Avec Marie et Eugène Lawn. Réalisation : Philippe Pitet.
Bonjour à toi, enfant du futur immédiat, toi qui nous écoutera dans quelques secondes, le temps que les électrons rebondissent dans les cables…
Je commence ma chronique branchée en citant cet extrait de « Nerdz » (série où officiait Monsieur Poulpe quand il fut drôle donc sur Nolife), épisode « des geeks dans la brume » : Tous les geeks sont égaux face à la prise péritel cachée derrière la télé.
Dans l'univers formicapunk™ des années 1980s arriva cette bien étrange prise péritélévision
au dos des téléviseurs couleurs vendus en France. Oui, exclusivement les télés en couleurs, celle des riches. Une prise rectangulaire avec un angle bizarre, 23 broches en fines lames. Elle a été imposée par décret ministériel, dans l'espoir de ralentir l'invasion des téléviseurs japonais. Horreur ! non seulement elle ne les a pas ralenti, mais elle a même favorisé les magnétoscopes, les ordinateurs familiaux et consoles de jeux qui venaient d'en-dehors de notre post-giscardien et triste hexagone.

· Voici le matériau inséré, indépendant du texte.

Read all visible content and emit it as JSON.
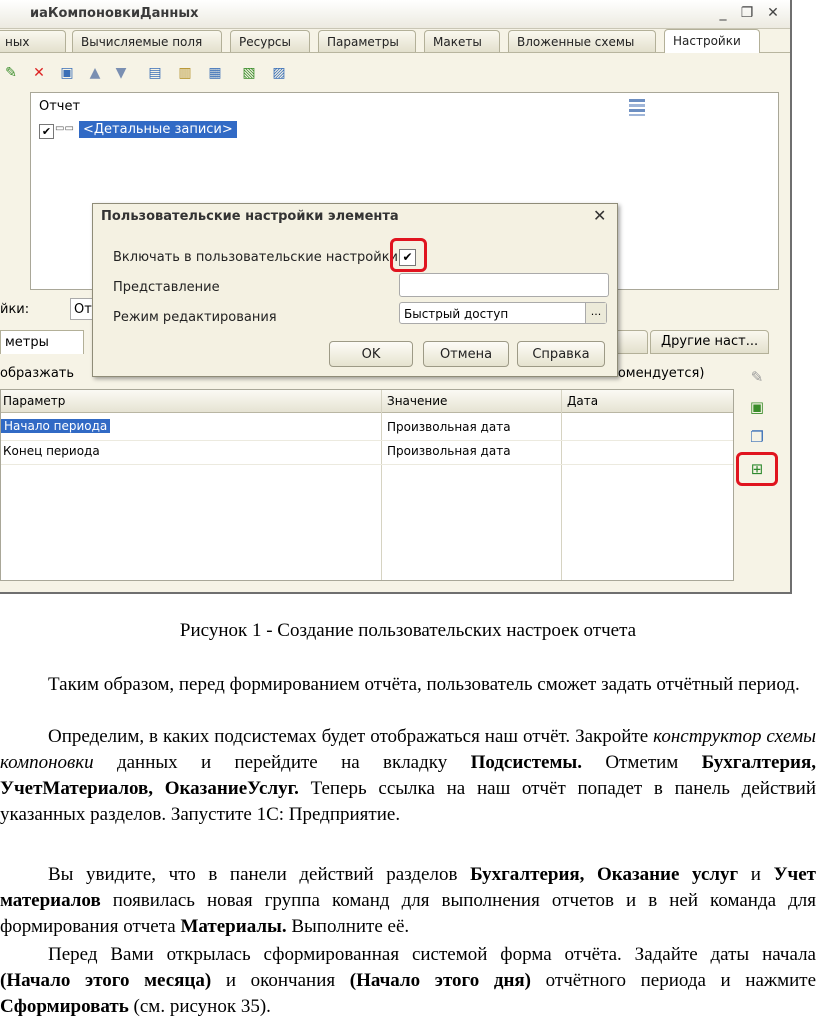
{
  "window": {
    "title": "иаКомпоновкиДанных",
    "controls": [
      "_",
      "❐",
      "✕"
    ]
  },
  "tabs": [
    "ных",
    "Вычисляемые поля",
    "Ресурсы",
    "Параметры",
    "Макеты",
    "Вложенные схемы",
    "Настройки"
  ],
  "active_tab": "Настройки",
  "tree": {
    "root": "Отчет",
    "child": "<Детальные записи>"
  },
  "lower": {
    "settings_label": "йки:",
    "settings_value": "От",
    "params_tab": "метры",
    "other_tab": "Другие наст...",
    "show_text": "образжать",
    "recommend_text": "екомендуется)"
  },
  "grid": {
    "columns": [
      "Параметр",
      "Значение",
      "Дата"
    ],
    "rows": [
      {
        "param": "Начало периода",
        "value": "Произвольная дата",
        "date": ""
      },
      {
        "param": "Конец периода",
        "value": "Произвольная дата",
        "date": ""
      }
    ]
  },
  "dialog": {
    "title": "Пользовательские настройки элемента",
    "include_label": "Включать в пользовательские настройки",
    "include_checked": true,
    "presentation_label": "Представление",
    "presentation_value": "",
    "mode_label": "Режим редактирования",
    "mode_value": "Быстрый доступ",
    "ok": "OK",
    "cancel": "Отмена",
    "help": "Справка"
  },
  "document": {
    "caption": "Рисунок 1 - Создание пользовательских настроек отчета",
    "p1": "Таким образом, перед формированием отчёта, пользователь сможет задать отчётный период.",
    "p2": [
      {
        "t": "Определим, в каких подсистемах будет отображаться наш отчёт. Закройте ",
        "s": ""
      },
      {
        "t": "конструктор схемы компоновки",
        "s": "i"
      },
      {
        "t": " данных и перейдите на вкладку ",
        "s": ""
      },
      {
        "t": "Подсистемы.",
        "s": "b"
      },
      {
        "t": " Отметим ",
        "s": ""
      },
      {
        "t": "Бухгалтерия, УчетМатериалов, ОказаниеУслуг.",
        "s": "b"
      },
      {
        "t": " Теперь ссылка на наш отчёт попадет в панель действий указанных разделов. Запустите 1С: Предприятие.",
        "s": ""
      }
    ],
    "p3": [
      {
        "t": "Вы увидите, что в панели действий разделов ",
        "s": ""
      },
      {
        "t": "Бухгалтерия, Оказание услуг",
        "s": "b"
      },
      {
        "t": " и ",
        "s": ""
      },
      {
        "t": "Учет материалов",
        "s": "b"
      },
      {
        "t": " появилась новая группа команд для выполнения отчетов и в ней команда для формирования отчета ",
        "s": ""
      },
      {
        "t": "Материалы.",
        "s": "b"
      },
      {
        "t": " Выполните её.",
        "s": ""
      }
    ],
    "p4": [
      {
        "t": "Перед Вами открылась сформированная системой форма отчёта. Задайте даты начала ",
        "s": ""
      },
      {
        "t": "(Начало этого месяца)",
        "s": "b"
      },
      {
        "t": " и окончания ",
        "s": ""
      },
      {
        "t": "(Начало этого дня)",
        "s": "b"
      },
      {
        "t": " отчётного периода и нажмите ",
        "s": ""
      },
      {
        "t": "Сформировать",
        "s": "b"
      },
      {
        "t": " (см. рисунок 35).",
        "s": ""
      }
    ]
  },
  "colors": {
    "highlight_red": "#e0141f",
    "selection_blue": "#316ac5"
  }
}
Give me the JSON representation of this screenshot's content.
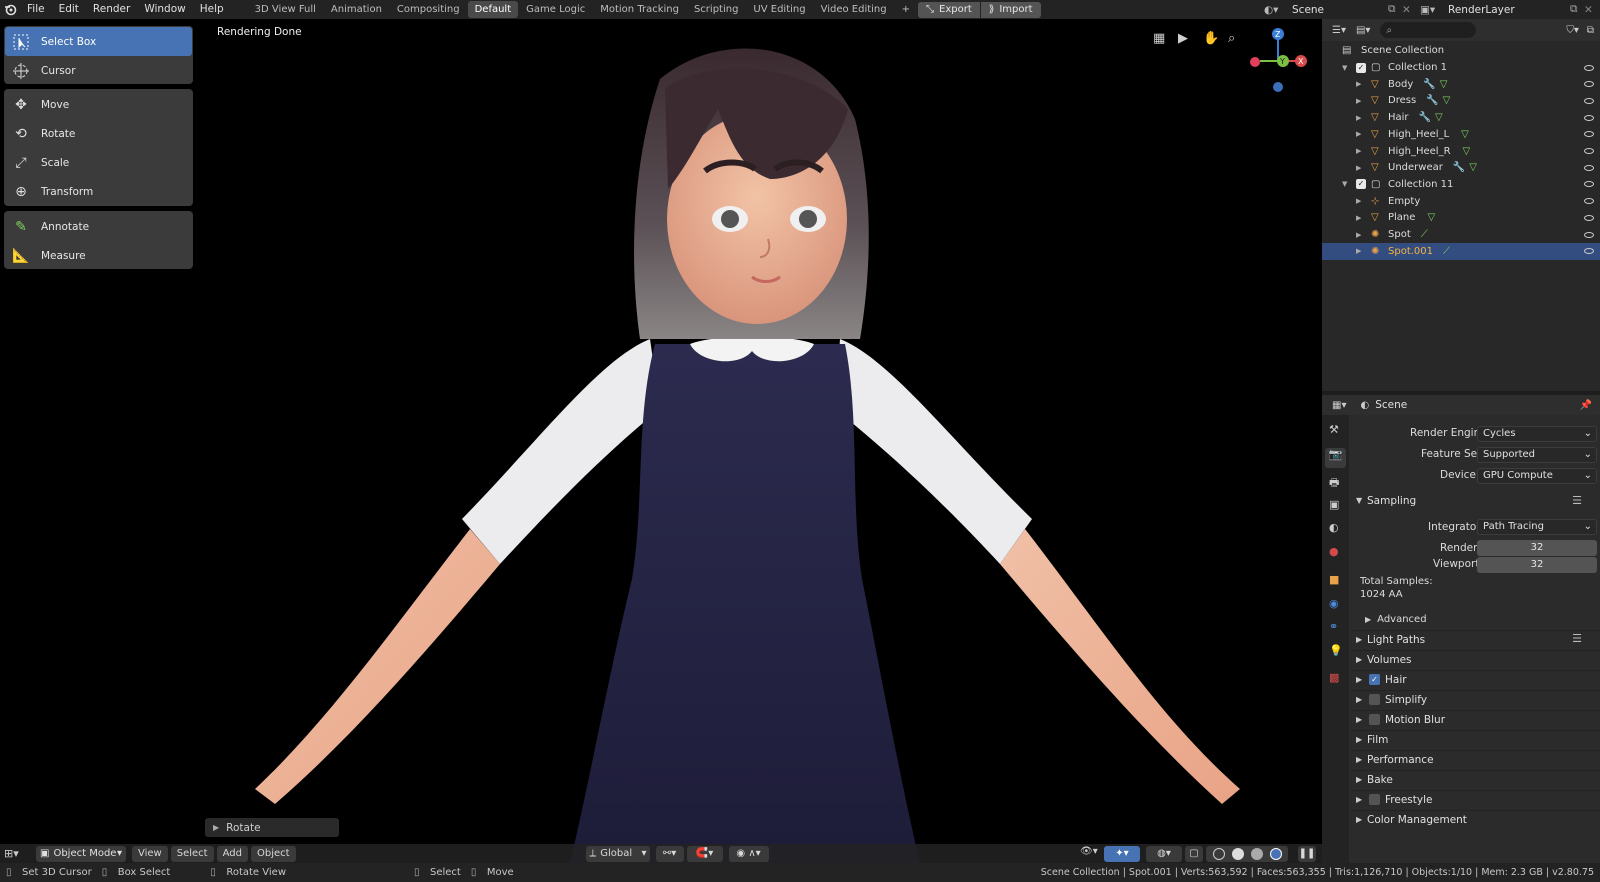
{
  "topbar": {
    "menus": [
      "File",
      "Edit",
      "Render",
      "Window",
      "Help"
    ],
    "workspaces": [
      "3D View Full",
      "Animation",
      "Compositing",
      "Default",
      "Game Logic",
      "Motion Tracking",
      "Scripting",
      "UV Editing",
      "Video Editing"
    ],
    "active_workspace": "Default",
    "add_tab": "+",
    "export_label": "Export",
    "import_label": "Import",
    "scene_name": "Scene",
    "view_layer": "RenderLayer"
  },
  "toolbar": {
    "tools": [
      "Select Box",
      "Cursor",
      "Move",
      "Rotate",
      "Scale",
      "Transform",
      "Annotate",
      "Measure"
    ],
    "active": "Select Box"
  },
  "viewport": {
    "status": "Rendering Done",
    "last_op": "Rotate",
    "mode": "Object Mode",
    "menus": [
      "View",
      "Select",
      "Add",
      "Object"
    ],
    "orientation": "Global",
    "gizmo": {
      "z": "Z",
      "y": "Y",
      "x": "X"
    }
  },
  "outliner": {
    "root": "Scene Collection",
    "rows": [
      {
        "label": "Collection 1",
        "type": "collection",
        "indent": 1
      },
      {
        "label": "Body",
        "type": "mesh",
        "indent": 2
      },
      {
        "label": "Dress",
        "type": "mesh",
        "indent": 2
      },
      {
        "label": "Hair",
        "type": "mesh",
        "indent": 2
      },
      {
        "label": "High_Heel_L",
        "type": "mesh",
        "indent": 2
      },
      {
        "label": "High_Heel_R",
        "type": "mesh",
        "indent": 2
      },
      {
        "label": "Underwear",
        "type": "mesh",
        "indent": 2
      },
      {
        "label": "Collection 11",
        "type": "collection",
        "indent": 1
      },
      {
        "label": "Empty",
        "type": "empty",
        "indent": 2
      },
      {
        "label": "Plane",
        "type": "mesh",
        "indent": 2
      },
      {
        "label": "Spot",
        "type": "light",
        "indent": 2
      },
      {
        "label": "Spot.001",
        "type": "light",
        "indent": 2,
        "selected": true
      }
    ]
  },
  "properties": {
    "context": "Scene",
    "render_engine_label": "Render Engine",
    "render_engine": "Cycles",
    "feature_set_label": "Feature Set",
    "feature_set": "Supported",
    "device_label": "Device",
    "device": "GPU Compute",
    "sampling": "Sampling",
    "integrator_label": "Integrator",
    "integrator": "Path Tracing",
    "render_label": "Render",
    "render_samples": "32",
    "viewport_label": "Viewport",
    "viewport_samples": "32",
    "total_samples_label": "Total Samples:",
    "total_samples": "1024 AA",
    "advanced": "Advanced",
    "panels": [
      {
        "label": "Light Paths"
      },
      {
        "label": "Volumes"
      },
      {
        "label": "Hair",
        "checkbox": true,
        "checked": true
      },
      {
        "label": "Simplify",
        "checkbox": true,
        "checked": false
      },
      {
        "label": "Motion Blur",
        "checkbox": true,
        "checked": false
      },
      {
        "label": "Film"
      },
      {
        "label": "Performance"
      },
      {
        "label": "Bake"
      },
      {
        "label": "Freestyle",
        "checkbox": true,
        "checked": false
      },
      {
        "label": "Color Management"
      }
    ]
  },
  "statusbar": {
    "left1": "Set 3D Cursor",
    "left2": "Box Select",
    "left3": "Rotate View",
    "mid1": "Select",
    "mid2": "Move",
    "info": "Scene Collection | Spot.001 | Verts:563,592 | Faces:563,355 | Tris:1,126,710 | Objects:1/10 | Mem: 2.3 GB | v2.80.75"
  },
  "colors": {
    "accent": "#4772b3",
    "mesh_icon": "#e8a24a",
    "data_icon": "#7ed35e"
  }
}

Eh oui… ni Thomson, ni Radiola, ni Brandt, ni Telefunken, ni Vedette n'ont survécu ! La prise française a surtout marché pour Sony, Philips, Akai, Commodore, JVC et Atari.
Néanmoins, elle fut l'outil oublié qui permit à Canal+ de devenir un empire : ses ingénieurs reconnurent qu'ils n'avaient aucun moyen de faire un décodeur fiable et peu cher à produire sans elle. Les constructeurs de décodeurs pirates étaient parfaitement d'accord là-dessus.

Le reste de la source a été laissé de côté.